US stock markets faced significant pressure on Friday, extending a multi-week selloff as escalating geopolitical conflict in the Middle East and volatile oil prices forced investors to reassess the economic outlook and the Federal Reserve's policy path. The Dow Jones Industrial Average opened lower, down 104 points (0.23%), with the S&P 500 falling 0.45% and the Nasdaq 100 declining 0.64%. This marked a continuation of losses, putting major indexes on track for their fourth consecutive weekly decline and pushing them below their critical 200-day moving averages.
The core driver of market anxiety is the ongoing conflict involving Iran, now approaching its fourth week. Recent developments, including reports of an attack on an oil refinery in Kuwait and discussions of potential US actions targeting Iran's Kharg Island, have heightened fears of a disruption to the Strait of Hormuz—a vital chokepoint for global oil shipments. This geopolitical uncertainty directly fueled a resurgence in oil prices, with Brent crude rising as high as $111.22 a barrel and West Texas Intermediate climbing to $96.40.

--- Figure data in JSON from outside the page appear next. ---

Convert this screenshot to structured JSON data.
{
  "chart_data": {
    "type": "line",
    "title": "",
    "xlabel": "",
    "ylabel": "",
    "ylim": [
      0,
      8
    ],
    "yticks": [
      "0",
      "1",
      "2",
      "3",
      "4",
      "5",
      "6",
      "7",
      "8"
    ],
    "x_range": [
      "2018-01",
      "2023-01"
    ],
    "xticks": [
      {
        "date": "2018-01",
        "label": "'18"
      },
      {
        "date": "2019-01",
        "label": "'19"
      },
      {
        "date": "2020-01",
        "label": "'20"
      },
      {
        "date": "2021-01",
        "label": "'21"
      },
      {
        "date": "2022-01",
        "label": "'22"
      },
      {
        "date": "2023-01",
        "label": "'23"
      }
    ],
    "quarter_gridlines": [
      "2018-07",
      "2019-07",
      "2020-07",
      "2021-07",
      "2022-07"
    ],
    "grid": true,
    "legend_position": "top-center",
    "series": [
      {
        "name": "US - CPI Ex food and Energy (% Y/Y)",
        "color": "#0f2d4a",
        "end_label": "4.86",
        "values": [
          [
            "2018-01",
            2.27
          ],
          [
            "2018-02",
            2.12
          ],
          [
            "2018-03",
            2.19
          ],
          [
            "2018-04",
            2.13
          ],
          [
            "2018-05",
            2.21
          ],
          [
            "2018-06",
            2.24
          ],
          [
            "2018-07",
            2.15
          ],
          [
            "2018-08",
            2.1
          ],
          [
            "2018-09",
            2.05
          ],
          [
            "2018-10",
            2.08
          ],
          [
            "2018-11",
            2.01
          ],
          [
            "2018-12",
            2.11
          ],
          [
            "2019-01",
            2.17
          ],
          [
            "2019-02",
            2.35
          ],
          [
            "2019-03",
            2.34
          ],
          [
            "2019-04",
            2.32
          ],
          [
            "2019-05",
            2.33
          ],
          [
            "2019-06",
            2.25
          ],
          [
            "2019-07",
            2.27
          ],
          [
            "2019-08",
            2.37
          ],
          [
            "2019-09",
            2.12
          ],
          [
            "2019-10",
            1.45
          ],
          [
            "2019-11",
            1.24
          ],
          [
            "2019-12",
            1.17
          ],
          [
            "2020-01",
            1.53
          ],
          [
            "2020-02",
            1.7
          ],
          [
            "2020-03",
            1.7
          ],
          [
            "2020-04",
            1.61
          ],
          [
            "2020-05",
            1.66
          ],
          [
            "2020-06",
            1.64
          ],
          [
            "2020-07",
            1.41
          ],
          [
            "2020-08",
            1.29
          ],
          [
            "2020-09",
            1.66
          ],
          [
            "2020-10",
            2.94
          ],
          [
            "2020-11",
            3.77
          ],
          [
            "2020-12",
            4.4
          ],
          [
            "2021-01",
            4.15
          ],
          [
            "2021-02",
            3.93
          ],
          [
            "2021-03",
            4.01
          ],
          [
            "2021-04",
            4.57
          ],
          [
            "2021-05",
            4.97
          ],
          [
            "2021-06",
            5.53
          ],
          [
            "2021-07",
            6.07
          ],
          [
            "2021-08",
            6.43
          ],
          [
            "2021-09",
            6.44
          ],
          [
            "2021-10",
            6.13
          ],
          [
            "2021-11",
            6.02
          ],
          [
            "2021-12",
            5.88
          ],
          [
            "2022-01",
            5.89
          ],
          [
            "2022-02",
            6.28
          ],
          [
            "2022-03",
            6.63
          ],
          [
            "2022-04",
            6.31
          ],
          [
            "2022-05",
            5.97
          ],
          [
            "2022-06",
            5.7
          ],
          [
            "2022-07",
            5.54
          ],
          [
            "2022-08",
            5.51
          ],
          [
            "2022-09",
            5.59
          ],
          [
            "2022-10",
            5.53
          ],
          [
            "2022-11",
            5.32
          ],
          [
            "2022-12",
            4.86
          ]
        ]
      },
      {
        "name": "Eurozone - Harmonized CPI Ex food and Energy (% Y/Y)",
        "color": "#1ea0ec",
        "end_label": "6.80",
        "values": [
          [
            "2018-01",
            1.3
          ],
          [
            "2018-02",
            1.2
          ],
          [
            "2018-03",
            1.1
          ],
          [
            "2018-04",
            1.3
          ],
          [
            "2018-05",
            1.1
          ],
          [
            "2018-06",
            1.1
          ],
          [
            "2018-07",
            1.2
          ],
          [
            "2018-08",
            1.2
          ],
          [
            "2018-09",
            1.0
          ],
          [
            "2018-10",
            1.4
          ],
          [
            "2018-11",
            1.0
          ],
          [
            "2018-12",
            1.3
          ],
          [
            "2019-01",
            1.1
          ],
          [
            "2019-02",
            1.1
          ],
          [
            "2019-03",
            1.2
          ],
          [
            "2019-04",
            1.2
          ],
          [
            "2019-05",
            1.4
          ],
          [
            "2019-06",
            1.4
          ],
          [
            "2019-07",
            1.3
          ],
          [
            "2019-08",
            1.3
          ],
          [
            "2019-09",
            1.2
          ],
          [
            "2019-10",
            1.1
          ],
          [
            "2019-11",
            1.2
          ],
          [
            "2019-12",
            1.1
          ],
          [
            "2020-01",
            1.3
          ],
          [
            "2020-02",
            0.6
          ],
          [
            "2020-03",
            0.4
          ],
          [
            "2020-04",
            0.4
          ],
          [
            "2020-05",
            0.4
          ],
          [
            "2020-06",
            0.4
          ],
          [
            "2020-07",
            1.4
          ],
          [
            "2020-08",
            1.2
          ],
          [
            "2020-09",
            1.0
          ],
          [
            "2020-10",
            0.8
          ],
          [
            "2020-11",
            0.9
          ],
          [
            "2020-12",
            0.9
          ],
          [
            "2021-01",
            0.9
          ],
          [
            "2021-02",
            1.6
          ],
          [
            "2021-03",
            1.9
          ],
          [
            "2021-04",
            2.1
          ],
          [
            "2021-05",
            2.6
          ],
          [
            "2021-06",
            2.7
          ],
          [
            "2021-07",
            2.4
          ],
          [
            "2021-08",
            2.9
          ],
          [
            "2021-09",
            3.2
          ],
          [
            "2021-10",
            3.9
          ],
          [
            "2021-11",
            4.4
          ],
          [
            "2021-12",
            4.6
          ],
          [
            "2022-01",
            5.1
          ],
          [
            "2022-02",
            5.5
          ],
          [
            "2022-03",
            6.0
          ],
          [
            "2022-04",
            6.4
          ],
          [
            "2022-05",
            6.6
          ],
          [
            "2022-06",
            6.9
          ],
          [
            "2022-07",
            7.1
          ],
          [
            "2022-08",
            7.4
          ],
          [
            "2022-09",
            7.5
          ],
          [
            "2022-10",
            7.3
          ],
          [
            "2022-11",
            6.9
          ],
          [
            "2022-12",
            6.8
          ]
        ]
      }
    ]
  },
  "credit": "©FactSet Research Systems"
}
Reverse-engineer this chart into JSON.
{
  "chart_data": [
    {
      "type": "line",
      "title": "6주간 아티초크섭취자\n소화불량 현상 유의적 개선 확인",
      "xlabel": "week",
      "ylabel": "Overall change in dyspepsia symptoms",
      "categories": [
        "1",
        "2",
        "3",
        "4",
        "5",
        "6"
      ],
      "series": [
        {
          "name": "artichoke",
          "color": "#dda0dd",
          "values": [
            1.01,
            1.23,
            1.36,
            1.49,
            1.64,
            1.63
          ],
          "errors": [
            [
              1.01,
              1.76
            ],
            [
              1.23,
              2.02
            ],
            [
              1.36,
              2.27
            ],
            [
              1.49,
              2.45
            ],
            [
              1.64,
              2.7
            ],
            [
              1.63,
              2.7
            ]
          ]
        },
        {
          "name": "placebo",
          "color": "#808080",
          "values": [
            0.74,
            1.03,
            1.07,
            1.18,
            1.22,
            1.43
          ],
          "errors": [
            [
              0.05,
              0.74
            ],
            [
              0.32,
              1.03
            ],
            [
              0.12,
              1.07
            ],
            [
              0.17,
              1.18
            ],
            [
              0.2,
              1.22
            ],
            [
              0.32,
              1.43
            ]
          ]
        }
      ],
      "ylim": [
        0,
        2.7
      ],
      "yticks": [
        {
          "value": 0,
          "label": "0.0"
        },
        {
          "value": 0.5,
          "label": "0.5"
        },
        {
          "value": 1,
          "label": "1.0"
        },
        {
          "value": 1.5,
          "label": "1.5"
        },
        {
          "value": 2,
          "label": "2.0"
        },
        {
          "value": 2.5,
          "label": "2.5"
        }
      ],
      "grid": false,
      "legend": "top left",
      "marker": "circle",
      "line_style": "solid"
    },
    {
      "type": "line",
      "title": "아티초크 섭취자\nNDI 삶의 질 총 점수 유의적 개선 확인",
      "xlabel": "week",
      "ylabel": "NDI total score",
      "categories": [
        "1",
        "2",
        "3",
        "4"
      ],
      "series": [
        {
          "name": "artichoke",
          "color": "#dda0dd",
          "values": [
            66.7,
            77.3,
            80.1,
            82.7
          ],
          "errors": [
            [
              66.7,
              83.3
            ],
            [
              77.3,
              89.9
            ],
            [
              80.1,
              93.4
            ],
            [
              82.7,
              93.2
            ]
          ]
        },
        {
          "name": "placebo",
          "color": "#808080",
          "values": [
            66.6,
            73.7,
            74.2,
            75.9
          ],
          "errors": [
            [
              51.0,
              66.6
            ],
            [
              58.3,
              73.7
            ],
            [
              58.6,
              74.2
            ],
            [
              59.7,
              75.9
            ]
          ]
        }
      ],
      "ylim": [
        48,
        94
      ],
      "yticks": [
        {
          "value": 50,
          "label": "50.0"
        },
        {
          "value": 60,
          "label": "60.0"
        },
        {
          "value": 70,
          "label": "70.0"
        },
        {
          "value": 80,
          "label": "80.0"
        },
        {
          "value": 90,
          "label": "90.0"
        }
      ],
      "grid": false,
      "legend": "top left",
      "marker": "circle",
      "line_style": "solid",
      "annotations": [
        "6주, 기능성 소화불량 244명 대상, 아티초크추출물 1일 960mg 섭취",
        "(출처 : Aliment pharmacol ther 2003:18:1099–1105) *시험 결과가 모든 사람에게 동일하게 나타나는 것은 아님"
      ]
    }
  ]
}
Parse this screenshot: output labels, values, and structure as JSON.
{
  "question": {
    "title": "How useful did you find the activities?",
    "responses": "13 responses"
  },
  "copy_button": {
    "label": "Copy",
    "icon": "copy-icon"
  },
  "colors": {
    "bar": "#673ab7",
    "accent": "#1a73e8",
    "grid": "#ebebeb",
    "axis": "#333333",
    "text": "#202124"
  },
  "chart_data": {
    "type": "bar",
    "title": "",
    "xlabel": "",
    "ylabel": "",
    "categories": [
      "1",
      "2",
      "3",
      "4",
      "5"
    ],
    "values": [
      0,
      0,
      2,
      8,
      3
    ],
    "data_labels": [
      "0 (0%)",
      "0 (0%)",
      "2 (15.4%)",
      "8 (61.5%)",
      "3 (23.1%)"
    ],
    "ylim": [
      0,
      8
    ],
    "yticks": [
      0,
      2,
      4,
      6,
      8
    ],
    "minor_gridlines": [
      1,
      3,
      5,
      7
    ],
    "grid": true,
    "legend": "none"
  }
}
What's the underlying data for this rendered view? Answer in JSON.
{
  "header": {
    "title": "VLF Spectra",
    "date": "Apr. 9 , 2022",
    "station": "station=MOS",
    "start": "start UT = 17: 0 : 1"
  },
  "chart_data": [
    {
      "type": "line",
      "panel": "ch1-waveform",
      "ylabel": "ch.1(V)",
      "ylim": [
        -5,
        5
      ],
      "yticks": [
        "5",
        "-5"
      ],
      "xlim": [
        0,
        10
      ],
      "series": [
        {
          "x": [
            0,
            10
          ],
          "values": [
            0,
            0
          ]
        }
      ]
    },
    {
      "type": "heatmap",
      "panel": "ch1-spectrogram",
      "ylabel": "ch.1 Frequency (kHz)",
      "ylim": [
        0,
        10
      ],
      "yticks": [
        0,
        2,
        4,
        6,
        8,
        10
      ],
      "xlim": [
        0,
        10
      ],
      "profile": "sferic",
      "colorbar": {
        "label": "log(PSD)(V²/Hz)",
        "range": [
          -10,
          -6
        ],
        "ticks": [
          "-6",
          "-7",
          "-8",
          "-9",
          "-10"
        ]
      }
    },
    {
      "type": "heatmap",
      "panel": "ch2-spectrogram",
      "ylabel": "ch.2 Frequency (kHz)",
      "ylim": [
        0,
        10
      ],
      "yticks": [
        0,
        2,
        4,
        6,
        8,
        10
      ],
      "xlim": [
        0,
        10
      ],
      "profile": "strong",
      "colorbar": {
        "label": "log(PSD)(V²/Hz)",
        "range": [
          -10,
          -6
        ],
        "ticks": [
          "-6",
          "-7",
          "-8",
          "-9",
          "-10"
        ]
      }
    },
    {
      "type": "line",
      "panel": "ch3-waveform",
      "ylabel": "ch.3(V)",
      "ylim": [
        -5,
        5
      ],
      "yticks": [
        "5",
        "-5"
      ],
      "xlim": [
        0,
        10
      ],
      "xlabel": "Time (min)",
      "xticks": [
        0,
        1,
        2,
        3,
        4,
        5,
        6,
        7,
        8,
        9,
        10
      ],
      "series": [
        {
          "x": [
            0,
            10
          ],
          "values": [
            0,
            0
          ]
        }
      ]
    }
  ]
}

This energy market volatility is having a profound impact on monetary policy expectations. Federal Reserve Governor Christopher Waller warned that persistently high oil prices could feed into core inflation if sustained. Consequently, market expectations for the Fed's first interest rate cut have been pushed further out. Traders are now betting on a cut in 2027, a significant delay from expectations of December 2026 earlier in the month, complicating the central bank's efforts to manage inflation without stifling growth.
The trading session was further amplified by the quarterly "triple witching" event—the simultaneous expiration of stock options, index options, and futures—which typically increases trading volumes and volatility. The CBOE Volatility Index (VIX) ticked higher, reflecting the pervasive investor unease. Sector performance was sharply divergent, with energy stocks extending a record winning streak on the back of higher crude prices, while technology shares showed mixed movement amid company-specific news.
Global markets echoed the cautious sentiment. In Asia, trading was uneven with Hong Kong’s Hang Seng falling 1% and Shanghai slipping 1.2%. European markets, including Germany's DAX and France's CAC 40, managed modest gains early Friday but investors remained wary as central banks in the region flagged the Iran conflict as a fresh source of uncertainty. As Wells Fargo strategist Scott Wren summarized, "All the near-term action depends on the Strait opening," underscoring how geopolitical stability is the key to near-term market direction.